Documents on Japan’s use of forced labor made public

These photos of a worker in a coal pit at a mine in Kaijima Onoura, Japan, are part of a collection donated to the National Archives of Korea by the late Kim Gwang-yeol, who had thousands of records on Korean victims of forced labor by Japan. (National Archives of Korea)

Documents on Japan’s use of forced labor made public


Nov. 1, 2019

Global Korean Post


By Xu Aiying and Lee Hana

Bilateral relations with Japan have seen little improvement since the Korean Supreme Court last year upheld a verdict ordering a Japanese corporation to pay reparations to Koreans it forced to perform labor during World War II. The release of original records on Oct. 31 by the National Archives of Korea (NAK) on Japan’s practice of using forced Korean labor could provide another twist in this sensitive matter.

Titled “An Inquiry into Labor Resources,” the documents were commissioned by the Japanese Government General of Korea in 1940 from March through September to conduct a census on the workforce in Joseon, Korea’s name at the time. They include official documents collected from each province and labor statistics for the entire country.

According to the records, the Japanese colonial government in March 1940 ordered each province to collect data on its workforce categorized by gender and age. The results showed a combined 1,160,177 workers consisting of 927,536 men and 232,641 women, comprising about 5% of the overall Joseon population overall of 23,547,465. When children, the elderly and women age 20 or older were excluded from the population total, the workforce accounted for around 10%.

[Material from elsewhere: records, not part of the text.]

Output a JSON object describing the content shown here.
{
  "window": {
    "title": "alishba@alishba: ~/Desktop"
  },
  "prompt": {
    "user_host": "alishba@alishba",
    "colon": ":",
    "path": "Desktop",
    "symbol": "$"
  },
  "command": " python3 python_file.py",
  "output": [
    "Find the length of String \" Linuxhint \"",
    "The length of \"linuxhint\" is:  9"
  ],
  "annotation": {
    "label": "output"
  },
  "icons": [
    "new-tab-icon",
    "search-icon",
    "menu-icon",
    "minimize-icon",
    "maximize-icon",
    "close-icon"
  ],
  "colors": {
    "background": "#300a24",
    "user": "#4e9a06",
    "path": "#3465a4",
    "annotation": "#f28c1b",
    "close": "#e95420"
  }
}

The records also show that the number of the expected workforce was 263,081 — 242,314 men and 20,767 women. The figure exceeded Japan’s labor mobilization plans at the time of 85,000 Joseon workers in 1939, 88,000 in 1940 and 81,000 in 1941, proving that Japan greatly exceeded its labor target in 1941.

NAK said the statistics in the documents are evidence that Joseon laborers were recruited by force.

The archives also released part of 2,337 records related to such victims donated by the late Kim Gwang-yeol including photos and floor plans. Moving to Japan in 1943 to teach in Fukuoka, he studied and collected records of Japan’s forced labor, focusing on the town of Chikuho, one of Japan’s three major mining sites.

Kim’s collection includes a photo of a worker in a coal pit at a mine in Kaijima Onoura, Japan, and his diary from 1976 gives details on how he got a hold of the worker directory, which could allow researchers to identify more forced labor victims from Korea.

“These records prove that Japan forcibly recruited Joseon laborers and show how calculating and detailed the Japanese were in running the operation,” NAK said in a statement.

This year, the archives organization will upload on its website records from Kim’s collection including 248 forced labor directories and health insurance ledgers containing personal information on around 140,000 workers.